Occasionally you will find tables where there is something like a begin date and an end date. The begin date tells you when is record is active and the end date tells you when the record is deactivated, or should be deactivated. Making sure that a previous valid period ends when the next valid period starts, can be quite a challenge to implement. Now that you know about the LEAD and LAG function, you can ask yourself “Do you actually need an end date column at all?” It is possible to access the end date by querying the begin date of the previous record.

My colleague Lucas Jellema wrote a weblog about this, you can find it here: http://technology.amis.nl/blog/?p=825. The overall conclusion from his research shows that it’s quite possible to implement the requirement using the LEAD and LAG functions; however when the requirements state that there can be a period of no active records at all this method will fail. Performance wise it is better to have an end date in the table. To build up the in-line view to determine all begin and end dates can be quite an expensive operation. This is especially true when the table grows in size over time.

Caveats

As with all new features, it’s not always gold. Once you master the syntax of these Analytic Functions, the sky is the limit. However there are some things to be wary of.

Analytic Functions cannot be used in the WHERE clause or the final ORDER BY clause. What you can do to circumvent this limitation is to push the Analytic Function into an in-line view. Another way of circumventing the ORDER BY limitation is to use a column alias and use that in the ORDER BY clause.

What you also need to look out for is the ordering of NULL values and how this will affect the ORDER BY clause of the Analytic Window. I will show you an example a little later.

Yet another thing to look out for is the performance impact. While Analytic Functions may look like the best thing that ever happened, especially regarding the performance, .using different windows and sort orders may use a considerable amount of sorting and sifting. This might influence the overall performance of the query. As with all features that you use, you should test before you put it in production code with a representative set of data.

Finally a warning, once you get more comfortable using Analytic Functions you will want to use them all the time. It’s easy to get carried away and you might produce some code that is hard, if not impossible to maintain.

Just to illustrate a quick demonstration of how you might get carried away. Say we have a table which contains the contents of the EMP table multiple times and we want to identify the duplicate names, we can issue a query like:

SQL> select distinct
  2         ename
  3    from (select ename
  4               , Row_Number() over (partition by ename
  5                                        order by null
  6                                    ) rn
  7            from big_emp
  8         )
  9   where rn > 1;

ENAME
----------
ADAMS
ALLEN
BLAKE
A more traditional way to fulfill the same requirement is a query like;
SQL> select ename
  2    from big_emp
  3   group by ename
  4  having Count(*) > 1;

ENAME
----------
ADAMS
ALLEN
BLAKE

I tested both of these queries with around 200000 records in the table, and the traditional way gives a slightly better response time and it uses a lot less resources.
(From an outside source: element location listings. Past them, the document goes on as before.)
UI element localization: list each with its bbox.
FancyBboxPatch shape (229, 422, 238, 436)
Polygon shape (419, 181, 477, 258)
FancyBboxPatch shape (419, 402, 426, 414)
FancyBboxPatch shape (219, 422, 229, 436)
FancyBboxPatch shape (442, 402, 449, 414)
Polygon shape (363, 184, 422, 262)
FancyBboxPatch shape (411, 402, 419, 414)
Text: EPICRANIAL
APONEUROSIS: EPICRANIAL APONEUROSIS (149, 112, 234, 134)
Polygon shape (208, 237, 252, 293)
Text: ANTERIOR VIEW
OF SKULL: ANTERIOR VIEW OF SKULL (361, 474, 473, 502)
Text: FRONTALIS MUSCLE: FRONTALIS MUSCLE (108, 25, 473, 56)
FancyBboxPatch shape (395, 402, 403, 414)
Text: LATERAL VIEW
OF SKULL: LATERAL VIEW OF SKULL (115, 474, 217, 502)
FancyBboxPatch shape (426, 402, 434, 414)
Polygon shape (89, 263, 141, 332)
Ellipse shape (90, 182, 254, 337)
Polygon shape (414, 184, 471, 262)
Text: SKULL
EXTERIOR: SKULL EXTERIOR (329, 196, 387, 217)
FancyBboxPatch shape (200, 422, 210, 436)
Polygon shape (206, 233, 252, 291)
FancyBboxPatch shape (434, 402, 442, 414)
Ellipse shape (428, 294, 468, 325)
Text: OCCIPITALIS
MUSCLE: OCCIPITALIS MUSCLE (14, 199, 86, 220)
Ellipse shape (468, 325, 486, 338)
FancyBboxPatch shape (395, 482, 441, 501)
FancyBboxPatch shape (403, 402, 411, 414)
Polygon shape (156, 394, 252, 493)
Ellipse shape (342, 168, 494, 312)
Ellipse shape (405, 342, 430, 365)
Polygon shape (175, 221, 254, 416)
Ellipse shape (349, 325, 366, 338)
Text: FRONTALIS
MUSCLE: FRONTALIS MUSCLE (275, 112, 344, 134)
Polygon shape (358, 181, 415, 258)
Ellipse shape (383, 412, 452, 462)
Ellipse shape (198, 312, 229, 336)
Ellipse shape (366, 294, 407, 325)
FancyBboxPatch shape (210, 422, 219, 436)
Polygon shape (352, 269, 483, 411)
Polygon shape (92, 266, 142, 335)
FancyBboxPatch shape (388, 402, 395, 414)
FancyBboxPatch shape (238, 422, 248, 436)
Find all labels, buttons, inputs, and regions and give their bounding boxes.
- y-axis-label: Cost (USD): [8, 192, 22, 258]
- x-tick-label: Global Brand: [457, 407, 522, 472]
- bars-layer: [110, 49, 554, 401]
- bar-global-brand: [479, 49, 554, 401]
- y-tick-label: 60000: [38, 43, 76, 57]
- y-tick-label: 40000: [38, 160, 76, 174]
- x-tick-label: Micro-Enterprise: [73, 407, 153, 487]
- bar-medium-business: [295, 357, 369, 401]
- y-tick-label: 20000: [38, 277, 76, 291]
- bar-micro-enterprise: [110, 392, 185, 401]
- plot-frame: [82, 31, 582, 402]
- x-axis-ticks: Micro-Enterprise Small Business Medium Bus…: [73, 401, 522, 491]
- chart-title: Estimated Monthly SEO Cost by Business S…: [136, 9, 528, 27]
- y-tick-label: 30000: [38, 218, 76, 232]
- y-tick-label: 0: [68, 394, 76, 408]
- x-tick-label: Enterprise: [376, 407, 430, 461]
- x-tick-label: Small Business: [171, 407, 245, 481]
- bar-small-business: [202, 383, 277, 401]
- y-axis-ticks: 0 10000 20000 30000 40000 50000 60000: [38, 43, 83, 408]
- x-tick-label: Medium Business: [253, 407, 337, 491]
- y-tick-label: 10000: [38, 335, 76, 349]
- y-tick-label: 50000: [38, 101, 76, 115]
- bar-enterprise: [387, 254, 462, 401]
Multiple solutions for same problem

Let’s say I have a table which stores different numbers per category and I want to identify the ranges within this table. Of course this should be done per category. The table looks like:

SQL> select * from t;

C      VALUE
- ----------
A         12
A         13
A         14
A         15
A         25
A        503
A        504
B       1502
B       1503
B       1504
B         42

The final result that I want should show the ranges per category. Consecutive numbers can be omitted. It should look similar to this:

C RNG
- ----------
A 12-15
A 25
A 503-504
B 42
B 1502-1504

This following description of the next query is from the deepest in-line view outward.

One way to solve this requirement is to compare the values from the current row with the value of other records using the LAG function. When the difference is one, it means the adjacent records are sequential, no gap is detected. If the difference is more than one or if it is NULL, you have found a gap.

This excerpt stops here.